3-DoF helicopter Decentralized control Multivariable system Repetitive control State-feedback control
This paper presents a novel strategy for designing a discrete-time decentralized repetitive controller (DRC) for a 3-degree-of-freedom (DoF) helicopter modeled as a multivariable linear system. The proposed design strategy comprises three main steps: (1) decomposing the 3-DoF helicopter model into two independent subsystems, namely an elevation model and a pitch-travel model, (2) designing a state-feedback stabilizing controller for each subsystem, and (3) designing the discrete-time decentralized repetitive controller. Such a repetitive control strategy is intended to enable the 3-DoF helicopter to track repetitive trajectories of the elevation and travel angles perfectly. A numerical example of the 3-DoF Quanser helicopter system for tracking three scenarios (i.e., ∞-shape trajectory, diamond-shape trajectory, and diamond-shape trajectory with counterweight mass variation), is simulated to validate the effectiveness of the proposed design.

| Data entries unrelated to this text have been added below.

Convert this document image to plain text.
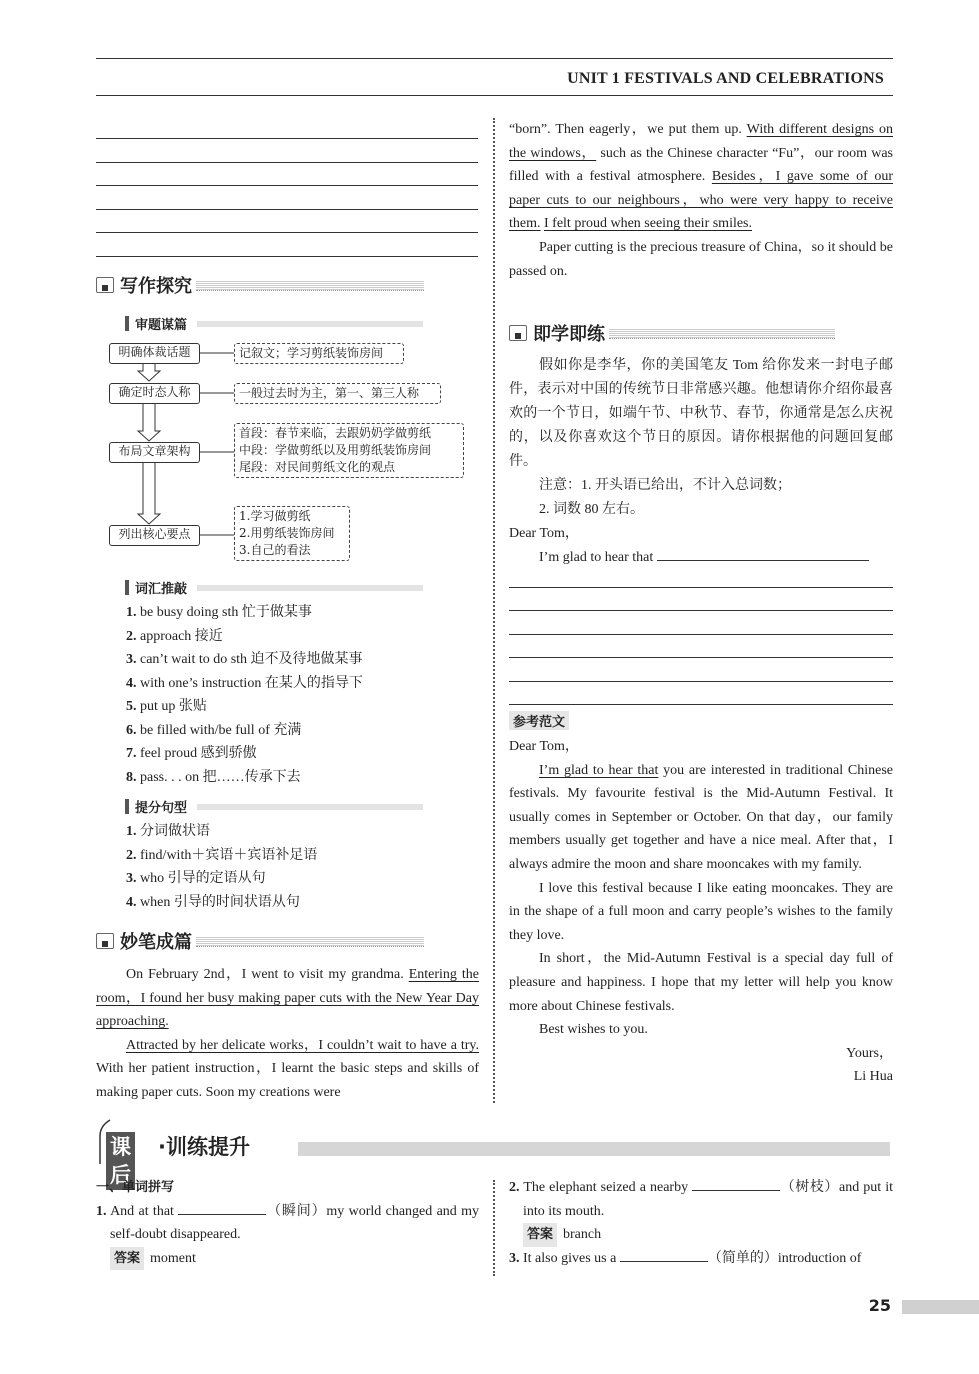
UNIT 1 FESTIVALS AND CELEBRATIONS
写作探究
审题谋篇
明确体裁话题	记叙文；学习剪纸装饰房间
确定时态人称	一般过去时为主，第一、第三人称
布局文章架构
首段：春节来临，去跟奶奶学做剪纸
中段：学做剪纸以及用剪纸装饰房间
尾段：对民间剪纸文化的观点
列出核心要点
1.学习做剪纸
2.用剪纸装饰房间
3.自己的看法
词汇推敲
1. be busy doing sth 忙于做某事
2. approach 接近
3. can’t wait to do sth 迫不及待地做某事
4. with one’s instruction 在某人的指导下
5. put up 张贴
6. be filled with/be full of 充满
7. feel proud 感到骄傲
8. pass. . . on 把……传承下去
提分句型
1. 分词做状语
2. find/with＋宾语＋宾语补足语
3. who 引导的定语从句
4. when 引导的时间状语从句
妙笔成篇

On February 2nd，I went to visit my grandma. Entering the room，I found her busy making paper cuts with the New Year Day approaching.

Attracted by her delicate works，I couldn’t wait to have a try. With her patient instruction，I learnt the basic steps and skills of making paper cuts. Soon my creations were

“born”. Then eagerly，we put them up. With different designs on the windows， such as the Chinese character “Fu”，our room was filled with a festival atmosphere. Besides，I gave some of our paper cuts to our neighbours，who were very happy to receive them. I felt proud when seeing their smiles.

Paper cutting is the precious treasure of China，so it should be passed on.

即学即练

假如你是李华，你的美国笔友 Tom 给你发来一封电子邮件，表示对中国的传统节日非常感兴趣。他想请你介绍你最喜欢的一个节日，如端午节、中秋节、春节，你通常是怎么庆祝的，以及你喜欢这个节日的原因。请你根据他的问题回复邮件。

注意：1. 开头语已给出，不计入总词数；

2. 词数 80 左右。

Dear Tom，

I’m glad to hear that

参考范文

Dear Tom，

I’m glad to hear that you are interested in traditional Chinese festivals. My favourite festival is the Mid-Autumn Festival. It usually comes in September or October. On that day，our family members usually get together and have a nice meal. After that，I always admire the moon and share mooncakes with my family.

I love this festival because I like eating mooncakes. They are in the shape of a full moon and carry people’s wishes to the family they love.

In short，the Mid-Autumn Festival is a special day full of pleasure and happiness. I hope that my letter will help you know more about Chinese festivals.

Best wishes to you.

Yours，

Li Hua

课后
·训练提升

一、单词拼写

1. And at that	（瞬间）my world changed and my self-doubt disappeared.

答案 moment

2. The elephant seized a nearby	（树枝）and put it into its mouth.

答案 branch

3. It also gives us a	（简单的）introduction of

25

In addition, a comparison is also made to a sliding-mode controller (SMC) and linear-quadratic regulator(LQR)-based proportional–integral–derivative (PID) controller. The results demonstrate that zero-tracking errors are achieved with the proposed design in all scenarios, although the third scenario requires a longer convergence time compared to the first two. Under similar repetitive tasks, the DRC outperforms the SMC and LQR-based PID in terms of tracking accuracies during the steady-state period.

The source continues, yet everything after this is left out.